Rencontre avec Nadine Giraud

Prix de l’Extra bille 2025

Vous avez reçu l’Extra bille 2025 pour avoir mené des négociations auprès de Dubbing Brothers pour la revalorisation des rémunérations des auteurices de doublage. Pourtant, vous travaillez depuis toujours pour cette société de doublage qui est votre principal client.

Dans le milieu des année 90, j’ai connu le milieu du doublage grâce à une amie, elle-même adaptatrice. Et je dois effectivement beaucoup à Dubbing Brothers, où j’ai appris la détection, sous la supervision de détecteurices expérimenté·es. En tant qu’intermittente du spectacle, cette activité m’a permis de gagner ma vie et de me familiariser avec l’image et ce secteur d’activité. Après 2-3 années de détection, grâce aussi aux bonnes rencontres faites à Dubbing Brothers, j’ai pu mettre à profit ma formation d’anglais littéraire – et mon expérience de la traduction acquise au cours de mes études – en réalisant ma première adaptation en 1998. Les dessins animés Disney ont fait partie de mes toutes premières commandes. J’ai eu la chance de commencer par des programmes que l’on pourrait qualifier de « prestige ». C’était valorisant. À l’époque, les jeunes auteurices faisaient très généralement leurs armes sur des soaps, comme Les Feux de l’amour. Les enjeux y étaient moindres, et les comédiens de doublage compensaient, connaissant par cœur leur rôle.

Crédit photo : Brett Walsh

Que pensez-vous du fait que beaucoup d’adaptateurices redoutent encore les représailles des labos en cas de revendications ?

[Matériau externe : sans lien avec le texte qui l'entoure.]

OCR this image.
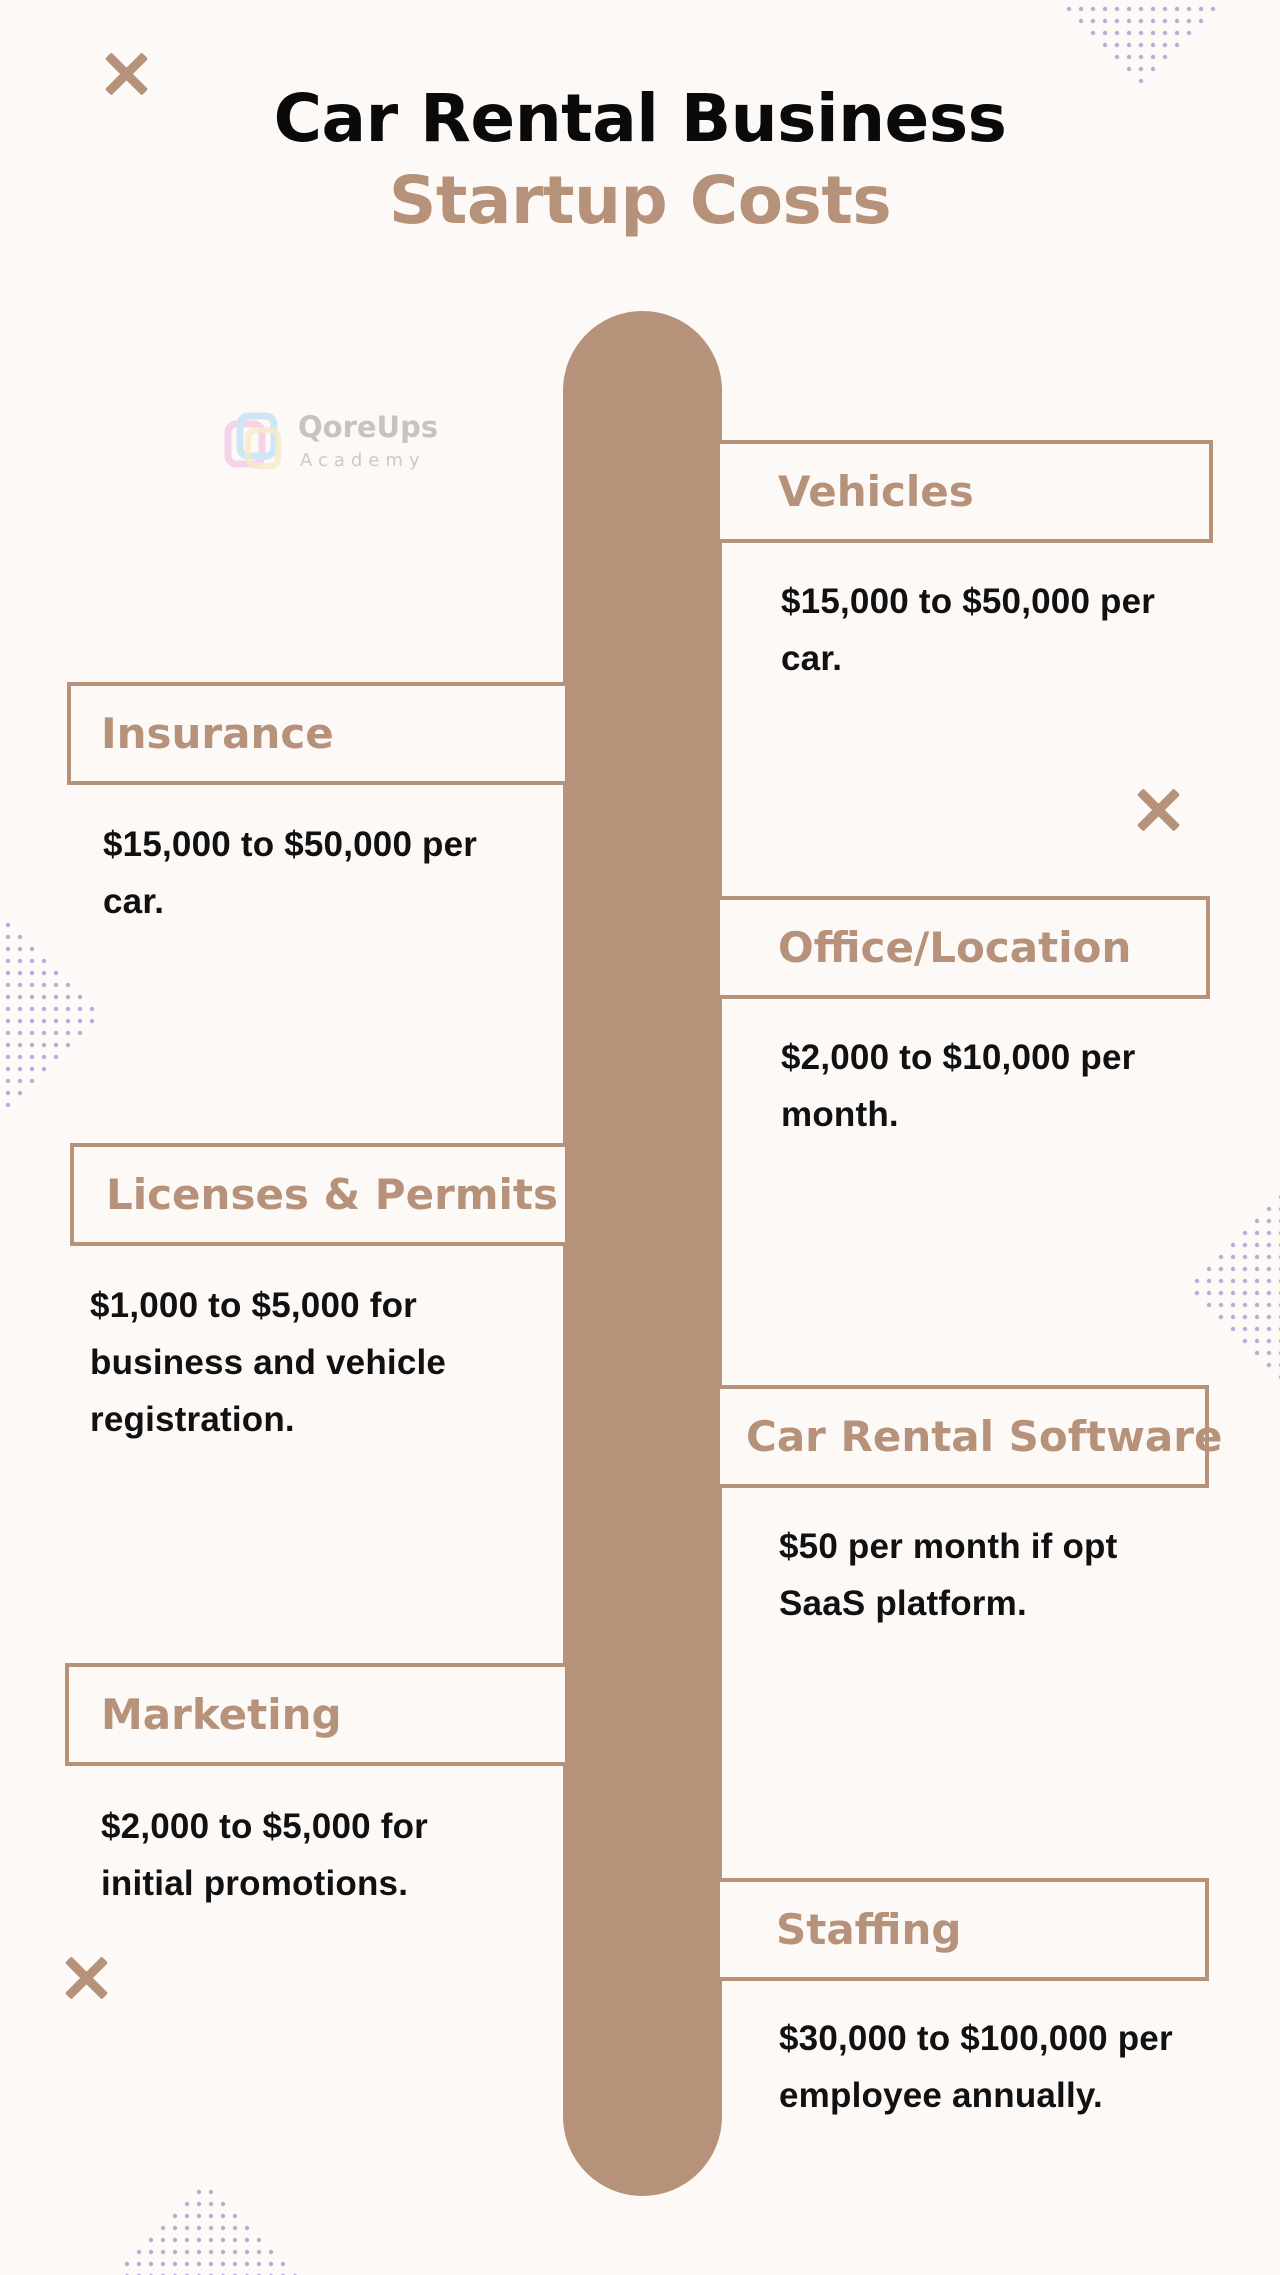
Car Rental Business
Startup Costs
QoreUps
Academy
Vehicles
$15,000 to $50,000 per
car.
Insurance
$15,000 to $50,000 per
car.
Office/Location
$2,000 to $10,000 per
month.
Licenses & Permits
$1,000 to $5,000 for
business and vehicle
registration.	Car Rental Software
$50 per month if opt
SaaS platform.
Marketing
$2,000 to $5,000 for
initial promotions.
Staffing
$30,000 to $100,000 per
employee annually.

Je regrette que nombre d’entre elleux – même celleux qui travaillent beaucoup – craignent d’être écarté·es. Lors de la soirée, un diffuseur m’a même demandé si je travaillais toujours pour Dubbing Brothers, persuadé que j’avais été rayée de la liste de leurs auteurs. Selon moi, c’est un biais cognitif qui risque de se retourner contre la profession. Or, il est urgent d’envisager de nouvelles voies de dialogue et de mieux communiquer. Je suis d’accord avec Mathieu Taïeb [co-dirigeant de Dubbing Brothers, ndlr] qui considère que nous faisons toustes partie de la même équipe et que nous travaillons toustes pour obtenir le meilleur résultat possible. Seulement, dans la réalité, les intervenants restent chacun compartimentés dans leur métier, par exemple, les DA et les ingénieur·es du son d’un côté, les auteurs et autrices d’un autre, et les chargé·es de production au milieu !

Comment auriez-vous réagi en cas d’échec ?

En cas de refus, nous aurions insisté auprès de la direction de Dubbing Brothers, probablement en signalant aux clients (distributeurs, producteurs, diffuseurs) notre démarche. Notre argument aurait été que pour garantir la qualité, ainsi que pour maintenir la motivation et l’efficacité des auteurices, il convient de les rétribuer correctement. Et si j’avais été blacklistée, je pense que je me serais adressée directement à Disney pour qui je travaillais majoritairement. J’aurais escaladé. Mon niveau de vie était en danger et, comme beaucoup de collègues, je ne me considérais plus assez payée pour le travail réalisé. Cela me révoltait. Pourtant, au fil de ma carrière, j’ai fait tous les efforts possibles : je me suis adaptée à toutes les évolutions du métier, je me suis formée aux outils informatiques, je me suis pliée à toutes les conditions de travail… Mais à ce stade, j’ai ressenti une forme de mépris pour mon travail, et une absence de reconnaissance.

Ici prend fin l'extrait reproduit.